Benim için başkarakter; senaryoya ve dizinin içindeki bütün karakterlere can veren yapım, onları yaşatan yönetmen ve var olan ekiptir. Endişe hayatın içindeki heyecandır. Neler yaşayacağını tahmin etmektense ne yapabileceğini görmek asıl olandır.
SOKAKTA BÜYÜDÜM
■
Modelliğe ve oyunculuğa başlama hikayeniz 'keşfedilme' ile başlıyor. Siz bu tesadüfler hakkında ne düşünüyorsunuz?
Sizce de hayat tesadüflerden ibaret değil mi? Ki tesadüf dediğiniz gerçeğin ta kendisi aslında. Öyle ki sizi hayatın içine sokuyor ve orada tutunmanız için size bir şans veriyor. Benim yaşadığım hissiyatsa sanırım arkamdaki babam, annelerimizin duası ve kalbim oldu.
■
Mutlu bir anınızı sorsam, çocukluktan hangi kare gelir aklınıza?
Ben çocukluğumla ve büyüdüğüm yerle ilgili hâlâ kendimi çok şanslı hissediyorum. Tamamen gerçek, hayatla, insanlarla iç içe bir çocukluktu benimki. Sokakta büyüdüm diyebiliriz. Bozuk paraları dizip kule yapardık, lunaparka giderdik, kayığa binerdik; yani neşeyle geçen bir çocukluk var hafızamda.
■
Basketboldan vazgeçmek, modellikten vazgeçmek, hatta bir dönem oyunculuktan vazgeçmek... Bu kararlardan pişmanlık duyduğunuz oldu mu?

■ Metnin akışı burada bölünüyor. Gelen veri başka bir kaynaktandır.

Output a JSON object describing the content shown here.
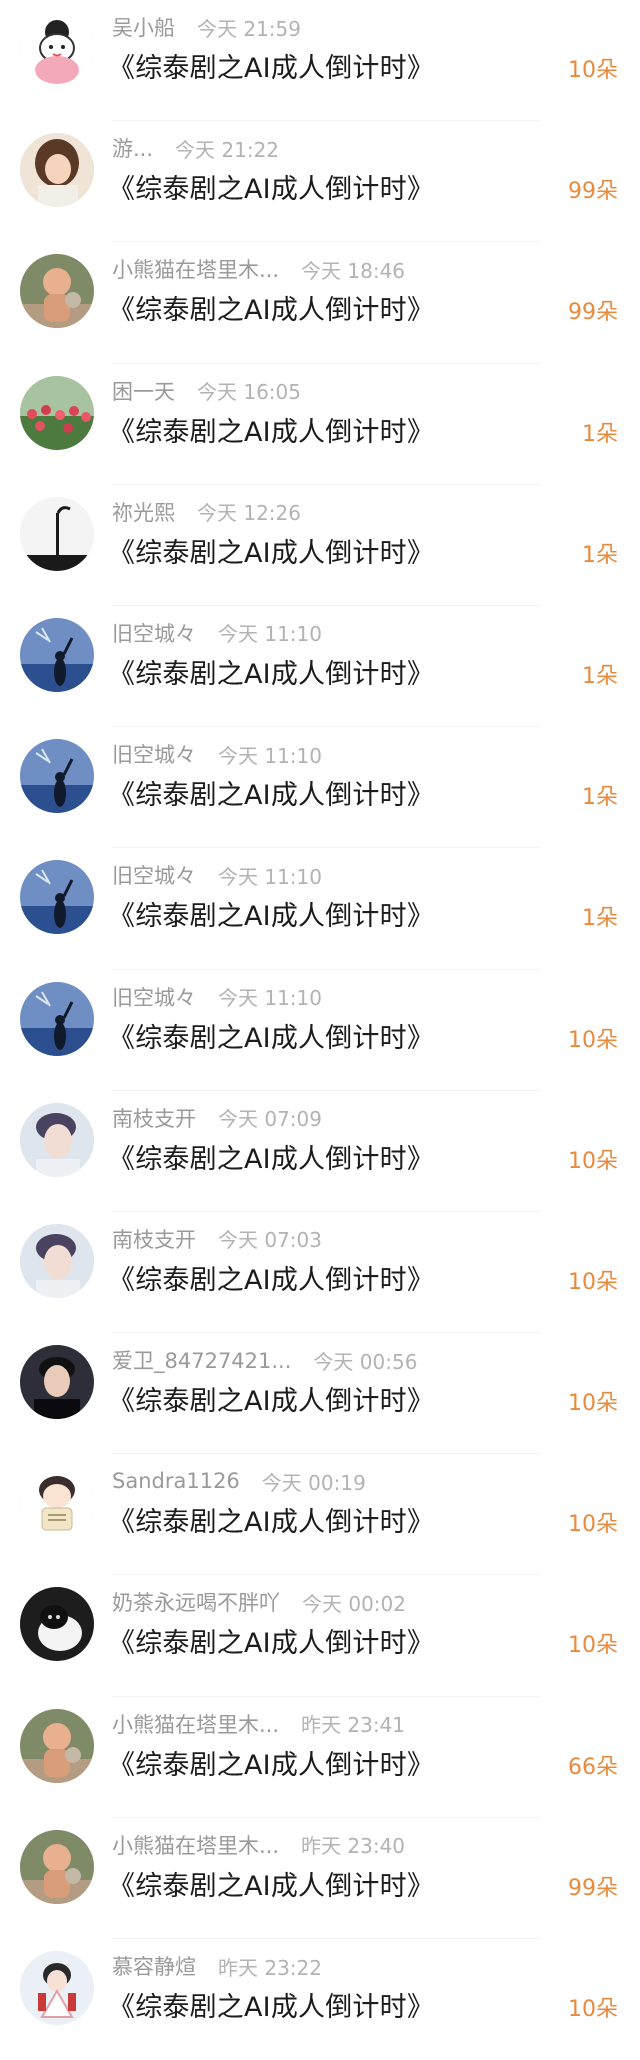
{
  "items": [
    {
      "name": "吴小船",
      "time": "今天 21:59",
      "title": "《综泰剧之AI成人倒计时》",
      "gift": "10朵",
      "avatar": "cartoon-girl-avatar"
    },
    {
      "name": "游...",
      "time": "今天 21:22",
      "title": "《综泰剧之AI成人倒计时》",
      "gift": "99朵",
      "avatar": "girl-portrait-avatar"
    },
    {
      "name": "小熊猫在塔里木...",
      "time": "今天 18:46",
      "title": "《综泰剧之AI成人倒计时》",
      "gift": "99朵",
      "avatar": "child-photo-avatar"
    },
    {
      "name": "困一天",
      "time": "今天 16:05",
      "title": "《综泰剧之AI成人倒计时》",
      "gift": "1朵",
      "avatar": "tulip-field-avatar"
    },
    {
      "name": "祢光熙",
      "time": "今天 12:26",
      "title": "《综泰剧之AI成人倒计时》",
      "gift": "1朵",
      "avatar": "streetlamp-avatar"
    },
    {
      "name": "旧空城々",
      "time": "今天 11:10",
      "title": "《综泰剧之AI成人倒计时》",
      "gift": "1朵",
      "avatar": "blue-sky-silhouette-avatar"
    },
    {
      "name": "旧空城々",
      "time": "今天 11:10",
      "title": "《综泰剧之AI成人倒计时》",
      "gift": "1朵",
      "avatar": "blue-sky-silhouette-avatar"
    },
    {
      "name": "旧空城々",
      "time": "今天 11:10",
      "title": "《综泰剧之AI成人倒计时》",
      "gift": "1朵",
      "avatar": "blue-sky-silhouette-avatar"
    },
    {
      "name": "旧空城々",
      "time": "今天 11:10",
      "title": "《综泰剧之AI成人倒计时》",
      "gift": "10朵",
      "avatar": "blue-sky-silhouette-avatar"
    },
    {
      "name": "南枝支开",
      "time": "今天 07:09",
      "title": "《综泰剧之AI成人倒计时》",
      "gift": "10朵",
      "avatar": "man-portrait-avatar"
    },
    {
      "name": "南枝支开",
      "time": "今天 07:03",
      "title": "《综泰剧之AI成人倒计时》",
      "gift": "10朵",
      "avatar": "man-portrait-avatar"
    },
    {
      "name": "爱卫_84727421...",
      "time": "今天 00:56",
      "title": "《综泰剧之AI成人倒计时》",
      "gift": "10朵",
      "avatar": "dark-portrait-avatar"
    },
    {
      "name": "Sandra1126",
      "time": "今天 00:19",
      "title": "《综泰剧之AI成人倒计时》",
      "gift": "10朵",
      "avatar": "chibi-boy-avatar"
    },
    {
      "name": "奶茶永远喝不胖吖",
      "time": "今天 00:02",
      "title": "《综泰剧之AI成人倒计时》",
      "gift": "10朵",
      "avatar": "black-white-cat-avatar"
    },
    {
      "name": "小熊猫在塔里木...",
      "time": "昨天 23:41",
      "title": "《综泰剧之AI成人倒计时》",
      "gift": "66朵",
      "avatar": "child-photo-avatar"
    },
    {
      "name": "小熊猫在塔里木...",
      "time": "昨天 23:40",
      "title": "《综泰剧之AI成人倒计时》",
      "gift": "99朵",
      "avatar": "child-photo-avatar"
    },
    {
      "name": "慕容静煊",
      "time": "昨天 23:22",
      "title": "《综泰剧之AI成人倒计时》",
      "gift": "10朵",
      "avatar": "girl-costume-avatar"
    }
  ],
  "colors": {
    "gift": "#e88a3d",
    "name": "#9a9a9a",
    "time": "#b3b3b3",
    "title": "#1c1c1c"
  }
}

Günün sonunda, tercihlerim doğru ya da yanlış olsun, hiçbir zaman pişmanlık duymadım. Benim algıma göre hayat tamamen deneyimlerden ibaret. Tercihlerimizin değişmesi de bizi daha farklı deneyimlere yönlendiriyor ve sonuca baktığımızda bu ruhumuzun zenginliğini ortaya koyuyor. Basketbolun hayatımdan çıkmasından bahsedecek olursak, bu koşullar sonucu bir mecburiyetti aslında ama yine de bugün baktığımda hiç pişman değilim.
■
Spot ışıklarından doğaya sığınan bir yanınız var...
Mesleğim farklı olsa da tercih ettiğim yaşam biçimi aynı olurdu. Bir şeylerden kaçmak söylemi yerine kendimi huzurlu ve kendim hissettiğim şekilde yaşıyorum demek daha doğru. Şehir hayatının enerjisinin de yeri ayrı ama bu doyuma ara ara şehirde vakit geçirerek de ulaşabiliyorum. Hayatımın genelini sakin, doğayla, hayvanlarla geçirmeyi tercih ediyorum.
■
Set dışındaki zamanlarınızda neler yaparsınız?
Erken başlanan güne bayılırım, önce bunu söyleyeyim. Hatta günün ilk ışıklarında tempolu açık hava yürüyüşü beni çok motive eder. Sonra duş, hafif bir kahvaltı ve yarım saatlik kısacık bir uyku molası. Sonrasında evimde vakit geçirmeyi seviyorum. Şömineyi yakıp biraz bahçeyle ilgilenebilirim. Gün içinde köpeğimi dolaştırmaya mutlaka çıkarım. Yakın dostlarımla birer fincan kahve derken gün benzer şekilde akar gider.
■
Ralli, yamaç paraşütü, kiteboard yapıyorsunuz. Komando eğitimi aldınız. Ekstrem sporlar fiziksel ve ruhsal olarak size ne katıyor?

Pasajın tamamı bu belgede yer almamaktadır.